00:11:35.000 EB confirmed the ads wouldn't be aired alongside Federal Intergovernmental Affairs Minister Dominic LeBlanc while speaking with reporters in Vancouver after a forced resummit between the provincial and federal governments.
00:11:46.000 The admission came in response to a question from City News reporter Monica Gull who had directed her query to LeBlanc.
00:11:53.000 Gull asked whether Ottawa was concerned about BC moving ahead with an anti-tariff advertising campaign after Ontario's similar effort prompted U.S. President Donald Trump to suspend trade talks with Canada.
00:12:04.000 Rather than allow LeBlanc to answer, EB stepped in.
00:12:07.000 Cutting off further responses even though Gull's original question had been directed to him, LeBlanc said, quote,
00:12:12.000 You've just answered it, thank you. The shelved BC campaign was intended to highlight what EB has described as, quote,
00:12:18.000 50% combined duties and tariffs on Canadian softwood lumber entering the United States higher, he claims, than those facing Russian fibre products.
00:12:26.000 So Alex, obviously you've been following the Cowichan lands dispute. Did EB address that potential private property dispute during the press conference too? And if so, what did he say?
00:12:35.000 So, Isaac, I did attend the Town Hall on the Cowichan tribes v Canada decision in Richmond last Tuesday.
00:12:44.000 The city lawyer for the city of Richmond has confirmed that this will impact landowners in BC in that particular area.
00:12:52.000 It's about seven square kilometres in Richmond. But this also has the ability to impact the entire province.
00:12:57.000 BC's, I guess you could call it unique approach to reconciliation, is rooted in the fact that our province was confederated into the rest of Canada much later than other provinces.
00:13:08.000 And so we did not actually have negotiated treaties with a lot of the tribes here in this province.

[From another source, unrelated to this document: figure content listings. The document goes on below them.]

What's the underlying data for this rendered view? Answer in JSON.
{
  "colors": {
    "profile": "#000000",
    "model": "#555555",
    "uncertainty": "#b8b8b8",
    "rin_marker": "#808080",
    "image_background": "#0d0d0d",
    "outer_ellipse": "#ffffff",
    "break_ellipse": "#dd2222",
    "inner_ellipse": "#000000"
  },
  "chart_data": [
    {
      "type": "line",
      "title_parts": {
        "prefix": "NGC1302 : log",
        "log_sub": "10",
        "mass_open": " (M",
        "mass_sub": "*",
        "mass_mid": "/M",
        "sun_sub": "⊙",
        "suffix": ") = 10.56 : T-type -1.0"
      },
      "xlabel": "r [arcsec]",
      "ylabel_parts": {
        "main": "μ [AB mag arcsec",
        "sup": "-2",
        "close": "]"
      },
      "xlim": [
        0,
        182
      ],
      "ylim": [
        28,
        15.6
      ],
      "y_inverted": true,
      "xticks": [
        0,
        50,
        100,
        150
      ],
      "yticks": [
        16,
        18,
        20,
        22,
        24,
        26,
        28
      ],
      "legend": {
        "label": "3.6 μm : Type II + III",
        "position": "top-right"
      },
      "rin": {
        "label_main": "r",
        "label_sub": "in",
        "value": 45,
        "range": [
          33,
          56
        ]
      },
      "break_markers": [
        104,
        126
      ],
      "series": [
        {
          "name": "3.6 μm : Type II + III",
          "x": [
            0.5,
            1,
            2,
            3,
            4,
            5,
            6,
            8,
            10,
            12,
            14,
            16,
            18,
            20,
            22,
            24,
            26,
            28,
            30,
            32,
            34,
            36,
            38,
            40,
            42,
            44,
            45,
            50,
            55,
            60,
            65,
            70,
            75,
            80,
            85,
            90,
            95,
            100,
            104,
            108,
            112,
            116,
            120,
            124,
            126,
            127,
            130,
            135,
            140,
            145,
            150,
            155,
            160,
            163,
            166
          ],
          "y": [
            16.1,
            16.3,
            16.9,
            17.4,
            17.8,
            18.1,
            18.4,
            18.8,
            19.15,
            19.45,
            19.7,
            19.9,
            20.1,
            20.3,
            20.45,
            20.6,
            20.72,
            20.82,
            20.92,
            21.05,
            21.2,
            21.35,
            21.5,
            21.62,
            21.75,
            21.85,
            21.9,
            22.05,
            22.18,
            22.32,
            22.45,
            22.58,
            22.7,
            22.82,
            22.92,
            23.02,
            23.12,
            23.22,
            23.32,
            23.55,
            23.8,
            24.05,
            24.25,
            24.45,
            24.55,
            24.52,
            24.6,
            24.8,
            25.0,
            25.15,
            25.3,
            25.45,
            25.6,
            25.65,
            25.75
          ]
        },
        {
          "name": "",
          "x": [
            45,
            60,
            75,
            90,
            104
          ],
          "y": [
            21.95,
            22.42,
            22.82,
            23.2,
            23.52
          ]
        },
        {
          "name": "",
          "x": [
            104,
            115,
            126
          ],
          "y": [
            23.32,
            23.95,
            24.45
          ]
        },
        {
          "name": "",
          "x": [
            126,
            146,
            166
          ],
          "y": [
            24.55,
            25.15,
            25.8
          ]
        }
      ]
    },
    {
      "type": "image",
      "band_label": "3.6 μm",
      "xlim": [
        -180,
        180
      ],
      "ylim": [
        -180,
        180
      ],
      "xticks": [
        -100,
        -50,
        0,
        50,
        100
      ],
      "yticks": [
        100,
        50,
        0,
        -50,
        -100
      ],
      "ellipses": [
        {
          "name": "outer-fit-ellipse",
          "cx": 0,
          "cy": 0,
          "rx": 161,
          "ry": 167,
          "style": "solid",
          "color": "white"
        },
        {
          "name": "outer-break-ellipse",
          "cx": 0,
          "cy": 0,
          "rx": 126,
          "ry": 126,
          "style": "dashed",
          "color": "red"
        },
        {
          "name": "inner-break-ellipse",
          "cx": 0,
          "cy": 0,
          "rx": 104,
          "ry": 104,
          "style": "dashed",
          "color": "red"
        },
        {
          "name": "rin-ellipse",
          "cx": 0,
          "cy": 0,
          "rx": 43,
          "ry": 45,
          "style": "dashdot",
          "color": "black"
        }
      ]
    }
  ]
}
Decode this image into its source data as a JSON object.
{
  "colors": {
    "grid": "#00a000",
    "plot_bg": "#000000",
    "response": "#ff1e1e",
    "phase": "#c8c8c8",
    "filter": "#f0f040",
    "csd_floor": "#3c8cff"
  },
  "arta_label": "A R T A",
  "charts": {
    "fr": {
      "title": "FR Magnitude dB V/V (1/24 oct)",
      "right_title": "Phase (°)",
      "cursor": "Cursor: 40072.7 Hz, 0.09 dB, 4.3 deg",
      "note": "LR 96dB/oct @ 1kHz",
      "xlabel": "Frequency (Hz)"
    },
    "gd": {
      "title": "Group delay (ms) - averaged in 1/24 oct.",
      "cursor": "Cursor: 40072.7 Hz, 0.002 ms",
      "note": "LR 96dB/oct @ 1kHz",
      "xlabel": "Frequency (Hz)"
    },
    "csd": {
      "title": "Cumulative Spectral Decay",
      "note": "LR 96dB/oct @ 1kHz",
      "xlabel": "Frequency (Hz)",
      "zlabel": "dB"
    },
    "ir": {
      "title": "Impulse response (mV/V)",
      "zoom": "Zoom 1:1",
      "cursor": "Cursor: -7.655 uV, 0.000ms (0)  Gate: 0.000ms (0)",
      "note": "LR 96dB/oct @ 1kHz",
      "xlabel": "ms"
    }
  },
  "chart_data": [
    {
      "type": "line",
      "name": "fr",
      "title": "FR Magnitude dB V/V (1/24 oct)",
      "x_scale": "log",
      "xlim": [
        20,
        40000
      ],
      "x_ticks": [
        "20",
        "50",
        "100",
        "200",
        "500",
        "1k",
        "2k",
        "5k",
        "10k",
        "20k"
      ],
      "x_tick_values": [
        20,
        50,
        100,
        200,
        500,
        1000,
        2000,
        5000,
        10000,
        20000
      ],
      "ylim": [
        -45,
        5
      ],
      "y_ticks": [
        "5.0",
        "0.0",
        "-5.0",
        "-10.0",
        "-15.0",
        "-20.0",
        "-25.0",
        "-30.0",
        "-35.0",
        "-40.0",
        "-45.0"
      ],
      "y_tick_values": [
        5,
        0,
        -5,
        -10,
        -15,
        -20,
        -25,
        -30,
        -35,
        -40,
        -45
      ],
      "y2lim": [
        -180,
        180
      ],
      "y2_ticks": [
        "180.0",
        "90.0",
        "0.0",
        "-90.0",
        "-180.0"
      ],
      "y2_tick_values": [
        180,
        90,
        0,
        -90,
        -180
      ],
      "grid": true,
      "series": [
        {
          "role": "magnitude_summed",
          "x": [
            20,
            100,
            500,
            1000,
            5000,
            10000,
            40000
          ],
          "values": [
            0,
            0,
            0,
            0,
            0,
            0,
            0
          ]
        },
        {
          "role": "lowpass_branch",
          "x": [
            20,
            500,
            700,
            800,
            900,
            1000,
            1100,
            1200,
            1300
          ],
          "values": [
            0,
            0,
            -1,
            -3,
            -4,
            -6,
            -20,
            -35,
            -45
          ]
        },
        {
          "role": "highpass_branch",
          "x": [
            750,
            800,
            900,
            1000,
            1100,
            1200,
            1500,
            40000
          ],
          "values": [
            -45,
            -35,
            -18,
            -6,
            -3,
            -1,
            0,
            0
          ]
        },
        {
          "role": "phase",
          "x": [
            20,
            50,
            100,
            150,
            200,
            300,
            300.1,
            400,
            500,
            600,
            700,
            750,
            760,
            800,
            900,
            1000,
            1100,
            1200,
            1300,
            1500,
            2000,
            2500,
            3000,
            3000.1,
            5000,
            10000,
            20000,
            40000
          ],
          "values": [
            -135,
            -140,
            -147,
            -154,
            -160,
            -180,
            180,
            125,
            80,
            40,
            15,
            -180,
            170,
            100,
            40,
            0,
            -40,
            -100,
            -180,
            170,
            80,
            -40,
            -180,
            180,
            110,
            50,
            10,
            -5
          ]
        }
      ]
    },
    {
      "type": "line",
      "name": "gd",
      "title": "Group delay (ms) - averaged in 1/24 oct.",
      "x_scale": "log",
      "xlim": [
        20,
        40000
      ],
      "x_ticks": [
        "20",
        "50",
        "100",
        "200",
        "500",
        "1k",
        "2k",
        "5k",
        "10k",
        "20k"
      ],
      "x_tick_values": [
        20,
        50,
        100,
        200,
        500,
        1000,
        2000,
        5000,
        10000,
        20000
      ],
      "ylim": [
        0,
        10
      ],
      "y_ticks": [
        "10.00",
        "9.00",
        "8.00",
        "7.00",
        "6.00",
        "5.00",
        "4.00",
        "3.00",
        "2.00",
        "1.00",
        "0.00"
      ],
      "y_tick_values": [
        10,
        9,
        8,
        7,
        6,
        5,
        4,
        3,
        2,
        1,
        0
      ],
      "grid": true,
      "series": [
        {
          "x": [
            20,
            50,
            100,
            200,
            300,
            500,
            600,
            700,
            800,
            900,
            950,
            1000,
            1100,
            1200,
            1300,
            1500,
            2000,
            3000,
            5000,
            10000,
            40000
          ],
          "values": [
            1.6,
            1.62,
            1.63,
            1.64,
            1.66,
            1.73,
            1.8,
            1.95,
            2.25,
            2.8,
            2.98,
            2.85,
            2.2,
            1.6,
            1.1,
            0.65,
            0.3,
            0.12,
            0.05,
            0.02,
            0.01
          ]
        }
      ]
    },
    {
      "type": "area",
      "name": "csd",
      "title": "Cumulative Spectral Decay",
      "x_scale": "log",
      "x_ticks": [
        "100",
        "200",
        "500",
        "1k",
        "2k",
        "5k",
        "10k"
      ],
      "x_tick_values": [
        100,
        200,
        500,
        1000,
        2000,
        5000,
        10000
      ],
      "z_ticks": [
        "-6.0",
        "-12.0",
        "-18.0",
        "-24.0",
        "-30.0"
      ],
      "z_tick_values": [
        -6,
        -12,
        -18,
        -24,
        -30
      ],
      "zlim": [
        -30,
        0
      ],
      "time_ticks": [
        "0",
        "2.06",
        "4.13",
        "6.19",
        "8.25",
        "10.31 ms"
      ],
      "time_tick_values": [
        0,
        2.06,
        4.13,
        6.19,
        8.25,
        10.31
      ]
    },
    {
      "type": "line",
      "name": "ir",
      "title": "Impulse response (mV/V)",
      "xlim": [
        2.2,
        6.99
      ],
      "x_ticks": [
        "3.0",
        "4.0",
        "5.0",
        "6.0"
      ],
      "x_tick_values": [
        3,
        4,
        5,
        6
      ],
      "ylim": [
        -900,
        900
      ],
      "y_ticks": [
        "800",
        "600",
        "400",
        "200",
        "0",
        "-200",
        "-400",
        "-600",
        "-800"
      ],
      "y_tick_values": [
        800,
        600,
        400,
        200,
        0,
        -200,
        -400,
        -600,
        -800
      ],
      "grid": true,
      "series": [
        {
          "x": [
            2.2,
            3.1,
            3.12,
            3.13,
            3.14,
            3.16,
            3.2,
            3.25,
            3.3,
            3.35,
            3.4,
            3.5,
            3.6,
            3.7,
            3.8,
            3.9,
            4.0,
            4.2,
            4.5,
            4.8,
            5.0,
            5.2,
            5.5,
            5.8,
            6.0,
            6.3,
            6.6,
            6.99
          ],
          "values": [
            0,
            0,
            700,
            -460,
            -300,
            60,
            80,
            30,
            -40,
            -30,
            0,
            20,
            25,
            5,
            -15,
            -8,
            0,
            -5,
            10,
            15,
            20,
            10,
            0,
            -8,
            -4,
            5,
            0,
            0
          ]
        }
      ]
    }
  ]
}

00:13:15.000 And that's why you'll hear a lot more land acknowledgements in BC that we'll begin with.
00:13:18.000 We are on the unceded territory of ex-First Nations tribe.
00:13:22.000 Don't take my word for it, though. I have spoken to numerous lenders who have said they will not touch this particular area.
00:13:29.000 And David EB himself said that this is of serious concern and he said that he would be worried.
00:13:35.000 So this is absolutely a something burger.
00:13:37.000 And everybody in BC should be very, very concerned about its potential implications on private property ownership in the province.
00:13:44.000 That's it for today, folks. Thanks for tuning in.